Oihana sabía que tarde o temprano llegaría el momento. Y le daba miedo. Le producía pavor tener que expulsar sus fantasmas internos, sus fieras internas. Se meó en los pantalones. Encima. Eran las cuatro de la mañana. Las sombras de la luna eran tremendamente largas a lo largo del bosque. Su madre no se dio cuenta. Oihana quería margaritas silvestres. Necesitaba tener algo en las manos, algo que cubriera la desnudez de sus palmas. Cinco años atrás habían esparcido allí mismo las cenizas de su padre. En el lugar preferido de su padre, en la profundidad de aquel bosque que hacía visibles las heridas del viento. Su padre quedó allí, lo dejaron allí, allí lo dejaron cinco años atrás, y ahora su madre decía que había que tirar para adelante. La noche enmudecía, estaba demasiado callada.

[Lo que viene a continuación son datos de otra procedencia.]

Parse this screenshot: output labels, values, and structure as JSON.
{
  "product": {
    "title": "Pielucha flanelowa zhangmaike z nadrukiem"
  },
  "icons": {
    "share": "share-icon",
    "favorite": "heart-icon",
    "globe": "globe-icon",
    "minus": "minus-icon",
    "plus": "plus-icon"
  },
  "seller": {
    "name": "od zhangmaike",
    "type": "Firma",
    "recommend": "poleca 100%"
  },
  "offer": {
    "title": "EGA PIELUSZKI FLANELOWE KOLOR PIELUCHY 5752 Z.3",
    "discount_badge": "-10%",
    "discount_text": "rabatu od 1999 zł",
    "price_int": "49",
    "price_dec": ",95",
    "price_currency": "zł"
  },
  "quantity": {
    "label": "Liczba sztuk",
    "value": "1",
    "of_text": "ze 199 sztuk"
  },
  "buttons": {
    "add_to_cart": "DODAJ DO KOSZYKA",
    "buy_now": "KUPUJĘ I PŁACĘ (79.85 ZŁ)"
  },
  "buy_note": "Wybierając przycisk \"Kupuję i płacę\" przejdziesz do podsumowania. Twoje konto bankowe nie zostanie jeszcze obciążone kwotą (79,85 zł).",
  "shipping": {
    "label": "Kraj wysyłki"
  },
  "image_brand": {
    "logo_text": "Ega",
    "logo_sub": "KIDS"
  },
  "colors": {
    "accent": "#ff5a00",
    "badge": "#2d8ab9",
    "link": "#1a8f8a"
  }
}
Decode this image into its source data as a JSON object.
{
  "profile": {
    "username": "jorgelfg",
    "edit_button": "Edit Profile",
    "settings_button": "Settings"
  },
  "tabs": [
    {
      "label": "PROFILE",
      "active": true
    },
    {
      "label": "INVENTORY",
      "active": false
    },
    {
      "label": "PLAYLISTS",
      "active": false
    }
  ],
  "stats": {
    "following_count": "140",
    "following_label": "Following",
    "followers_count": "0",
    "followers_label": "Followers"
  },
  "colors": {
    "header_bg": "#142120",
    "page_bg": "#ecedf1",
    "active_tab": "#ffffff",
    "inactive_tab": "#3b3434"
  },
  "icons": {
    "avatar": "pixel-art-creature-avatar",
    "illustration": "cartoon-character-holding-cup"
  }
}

–Nunca les perdonaré –dijo Oihana a su madre.

II

Compañero enemigo, no te mueras,

ni me mates, ni huyas, ni te rindas,

que tenemos que hablar de muchas cosas.

Juan Antonio Bermúdez

1

Oihana iba descalza cuando se le ha caído el vaso al suelo. Es después cuando se ha puesto las zapatillas. Las zapatillas rosas de casa, esas que no gustan a nadie pero todos quieren. Esas que siempre están delante. Incordiando muchas veces. En casa hacen muchas risas a costa de esas zapatillas. Katti le dice a su padre que se quite las suyas, que se las dé a su madre y que se ponga él las zapatillas rosas. Oihana tiene el pie pequeño, y Jorge, en cambio, muy grande. Eso les resulta gracioso a todos en casa: esa dificultad para andar con un pie pequeño en una zapatilla grande y con un pie grande en una zapatilla pequeña. Muchas veces parece que andan buscando motivos para reírse. Oihana se ríe pocas veces, y su hija le pide una y otra vez que lo haga. «Abre más la boca, mamá», le dice Katti. «Hasta la garganta».